How to check every AI-generated citation
The good news is that verifying a citation only takes a minute or two once it’s a habit. Here’s a simple process:
- Search the exact paper title in quotation marks on Google Scholar or PubMed. If nothing comes up, that’s your first warning sign.
- Check for a DOI, and paste it into Crossref’s search tool to confirm it resolves to a real, matching paper.
- Open the actual source. Don’t just trust that the AI’s summary of a paper matches what the paper really says, skim the abstract yourself.
- Be extra careful with review articles and papers that cite many sources at once, since that’s exactly where this analysis found the highest fabrication rate.
Quick tip: if an AI tool gives you a citation you can’t verify within two minutes of searching, treat it as fake until proven otherwise, not the other way around.
From my own experience working on websites and digital tools, this is really the same instinct as checking a suspicious link before you click it. You don’t assume something is safe by default, you look for confirmation first. Citations deserve the same habit.
Tools that reduce this risk
Not all AI research tools carry the same risk. Some are built specifically to ground their answers in real, searchable sources rather than generating text freely. If you’re doing a literature review, our step-by-step guide to literature reviews with AI covers tools like Elicit and Semantic Scholar, which pull directly from real paper databases and show you the actual source, rather than describing one from memory. Similarly, our guide to AI tools for thesis writing and our walkthrough of summarizing research papers with AI both lean on tools that link back to the original document, so you can check the source yourself in one click.
Free citation managers like Zotero also help here, not because they use AI themselves, but because they store the actual paper alongside the reference, making it easy to double-check what you’re citing before you submit anything.

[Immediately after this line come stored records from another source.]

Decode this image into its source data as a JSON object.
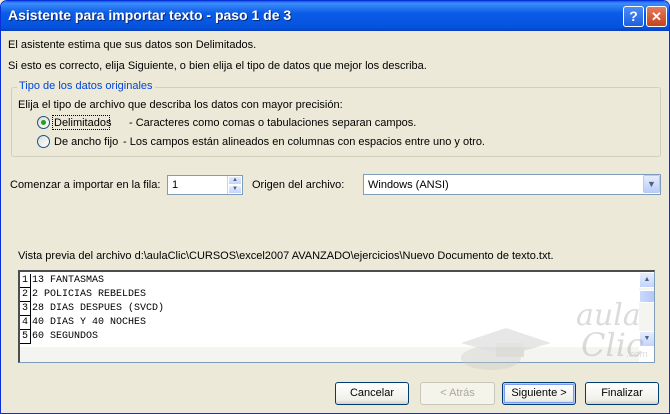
{
  "window": {
    "title": "Asistente para importar texto - paso 1 de 3",
    "help_label": "?",
    "close_label": "✕"
  },
  "intro": {
    "line1": "El asistente estima que sus datos son Delimitados.",
    "line2": "Si esto es correcto, elija Siguiente, o bien elija el tipo de datos que mejor los describa."
  },
  "group": {
    "legend": "Tipo de los datos originales",
    "instruction": "Elija el tipo de archivo que describa los datos con mayor precisión:",
    "options": [
      {
        "label": "Delimitados",
        "description": "- Caracteres como comas o tabulaciones separan campos.",
        "selected": true
      },
      {
        "label": "De ancho fijo",
        "description": "- Los campos están alineados en columnas con espacios entre uno y otro.",
        "selected": false
      }
    ]
  },
  "import_row": {
    "label": "Comenzar a importar en la fila:",
    "value": "1"
  },
  "origin": {
    "label": "Origen del archivo:",
    "value": "Windows (ANSI)"
  },
  "preview": {
    "label": "Vista previa del archivo d:\\aulaClic\\CURSOS\\excel2007 AVANZADO\\ejercicios\\Nuevo Documento de texto.txt.",
    "rows": [
      {
        "num": "1",
        "text": "13 FANTASMAS"
      },
      {
        "num": "2",
        "text": "2 POLICIAS REBELDES"
      },
      {
        "num": "3",
        "text": "28 DIAS DESPUES (SVCD)"
      },
      {
        "num": "4",
        "text": "40 DIAS Y 40 NOCHES"
      },
      {
        "num": "5",
        "text": "60 SEGUNDOS"
      }
    ]
  },
  "logo": {
    "word1": "aula",
    "word2": "Clic",
    "suffix": ".com"
  },
  "buttons": {
    "cancel": "Cancelar",
    "back": "< Atrás",
    "next": "Siguiente >",
    "finish": "Finalizar"
  },
  "colors": {
    "accent": "#0046d5",
    "titlebar": "#0453dd",
    "radio_dot": "#21a121"
  }
}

What this means if you’re writing a thesis, paper, or report
If you’re a student or researcher using AI to speed up your work, this isn’t a reason to stop. AI is genuinely useful for finding starting points, summarizing dense papers, and organizing your reading list, our beginner’s guide to AI covers the basics if you’re still getting comfortable with these tools. The real takeaway is simpler: treat every AI-generated citation as a draft that needs verifying, not a finished fact. That one habit is the difference between using AI well and ending up in a retraction story.
Common Questions
Can AI research tools like NotebookLM or Elicit still invent citations?
They’re much less likely to, because they’re designed to ground answers in the specific documents or database you give them rather than generating references from general knowledge. But no tool is risk-free, so it’s still worth spot-checking anything that goes into a formal paper.
Is using a fake AI-generated citation considered academic misconduct?
Opinions among researchers and publishers differ, and it depends on intent and how central the citation is to your argument. Most experts agree it’s treated far more seriously if you didn’t bother to check the source at all, so verifying every reference protects you either way.
How can I quickly tell if a citation is fake?
Search the exact title in quotation marks on Google Scholar or PubMed, and check the DOI on Crossref. If the paper doesn’t turn up, or the DOI doesn’t resolve to a matching title, treat it as unverified until you find it yourself.
Final takeaway
AI can genuinely speed up research, but it can also hand you a citation that looks completely real and isn’t. The fix isn’t complicated: search the title, check the DOI, and open the actual source before it goes anywhere near your bibliography. That one habit keeps AI a useful research assistant instead of a liability.